= PLX =

Chemical compound

PLX, abbreviation of Picatinny Liquid Explosive, is a liquid binary explosive. It is a mixture of 95% nitromethane (NM) along with 5% ethylene diamine (EDA) as a sensitizer. Other amine compounds can be used instead of ethylene diamine, such as triethylene tetramine, diethylenetriamine or ethanolamine, but EDA has been found to be the most effective amine additive. PLX is a fairly powerful high explosive, marginally exceeding the destructive yield of TNT.

==Properties==
PLX, when mixed, is a transparent liquid with a yellow-orange tint. Ethylene diamine is very volatile, requiring the contents to be sealed if any storage is intended. Generally, for safety purposes, the contents are transported separately and mixed on site. PLX is known to have a velocity of detonation (VoD) of anywhere between 6,000 and 7,000 m/s, depending on diameter. Although greatly sensitized by the addition of EDA, PLX still requires a powerful blasting cap or a small booster charge to successfully detonate.

==Uses and discovery==
PLX was invented during World War II by the Picatinny Arsenal in New Jersey. It was originally designed to clear minefields by being spread via plane over the targeted area or poured from a safe distance and detonated by troops on the ground.

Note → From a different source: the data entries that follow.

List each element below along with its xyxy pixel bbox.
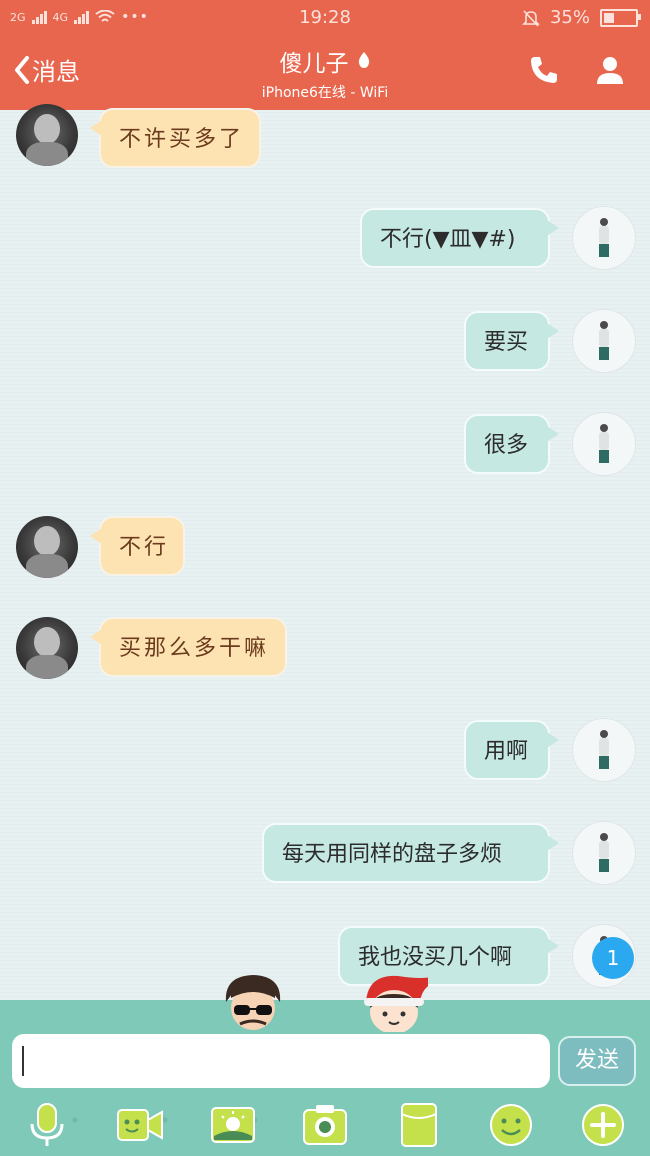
input-panel: 发送 [0, 975, 650, 1156]
boy-sticker-icon [225, 975, 281, 1030]
message-incoming[interactable]: 不许买多了 [90, 108, 261, 168]
my-avatar[interactable] [572, 206, 636, 270]
profile-button[interactable] [594, 54, 626, 90]
contact-avatar[interactable] [16, 104, 78, 166]
message-outgoing[interactable]: 不行(▼皿▼#) [360, 208, 559, 268]
message-incoming[interactable]: 买那么多干嘛 [90, 617, 287, 677]
status-bar: 2G 4G ••• 19:28 35% [0, 0, 650, 34]
emoji-button[interactable] [488, 1102, 534, 1148]
message-outgoing[interactable]: 很多 [464, 414, 559, 474]
chat-area[interactable]: 不许买多了 不行(▼皿▼#) 要买 很多 不行 买那么多干嘛 用啊 每天用同样的… [0, 104, 650, 1000]
chat-header: 消息 傻儿子 iPhone6在线 - WiFi [0, 34, 650, 110]
my-avatar[interactable] [572, 821, 636, 885]
my-avatar[interactable] [572, 309, 636, 373]
message-outgoing[interactable]: 用啊 [464, 720, 559, 780]
profile-icon [597, 57, 623, 84]
photo-button[interactable] [210, 1102, 256, 1148]
phone-button[interactable] [528, 54, 560, 90]
message-incoming[interactable]: 不行 [90, 516, 185, 576]
contact-name: 傻儿子 [279, 51, 349, 77]
message-input[interactable] [12, 1034, 550, 1088]
battery-percent: 35% [549, 7, 590, 28]
my-avatar[interactable] [572, 412, 636, 476]
flame-icon [357, 49, 371, 75]
phone-icon [531, 57, 557, 83]
voice-button[interactable] [24, 1102, 70, 1148]
message-outgoing[interactable]: 每天用同样的盘子多烦 [262, 823, 559, 883]
contact-avatar[interactable] [16, 617, 78, 679]
girl-sticker-icon [364, 975, 428, 1032]
more-button[interactable] [580, 1102, 626, 1148]
camera-icon [303, 1105, 347, 1145]
unread-badge[interactable]: 1 [592, 937, 634, 979]
video-call-icon [117, 1109, 163, 1141]
red-packet-button[interactable] [396, 1102, 442, 1148]
text-cursor [22, 1046, 24, 1076]
contact-avatar[interactable] [16, 516, 78, 578]
red-packet-icon [401, 1103, 437, 1147]
send-button[interactable]: 发送 [558, 1036, 636, 1086]
camera-button[interactable] [302, 1102, 348, 1148]
video-call-button[interactable] [116, 1102, 163, 1148]
my-avatar[interactable] [572, 718, 636, 782]
battery-icon [600, 8, 641, 27]
input-toolbar [0, 1098, 650, 1154]
mute-bell-icon [522, 9, 540, 27]
plus-icon [582, 1104, 624, 1146]
image-icon [211, 1107, 255, 1143]
message-outgoing[interactable]: 要买 [464, 311, 559, 371]
emoji-icon [490, 1104, 532, 1146]
microphone-icon [30, 1103, 64, 1146]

This explosive can also be gelled through the addition of nitrocellulose, ETN, or any number of soluble nitrate esters or gelling agents. This allows for powdered metals, such as aluminum or magnesium, to be suspended in the mixture. The metal powders act as fuel, increasing heat and energy output but lowering the brisance and velocity of detonation. The result is a more sustained blast wave and a "push and heave" effect, desirable for thermobaric purposes. Trzciński reports that 200 grams of a mixture of NM with PMMA as gelling agent and AlMg (45:55, mean particle size = 63 microns) as fuel, in a ratio of 67.2/2.8/30 by mass, has a peak overpressure of 120 kPa 2 m from the(open air) blast site, a 1.65 TNT equivalency in peak pressure, and a 1.62 equivalency in shockwave impulse. As a reference, 104 kPa is widely regarded as a pressure where 50% of eardrums fail. This is still 3 - 5 times less than the pressure needed to achieve a 50% fatality rate via pulmonary injury as per the Bass/Bowen equations (standing adult, facing any direction).

Nitromethane and explosives based on it have history of being used in terrorist attacks, such as Oklahoma City bombing. Nonetheless, nitromethane and compounds capable of sensitizing it are freely sold to the public in the US as of July 2026. Nitromethane, along with concentrated hydrogen peroxide and nitric acid were banned in the EU for unlicensed purchase in September 2014.

It was the supposed explosive used in the film Die Hard with a Vengeance. However, the film grossly exaggerated the sensitivity of this explosive mixture.

PLX was one of the explosives used to down Korean Air Flight 858 along with C-4.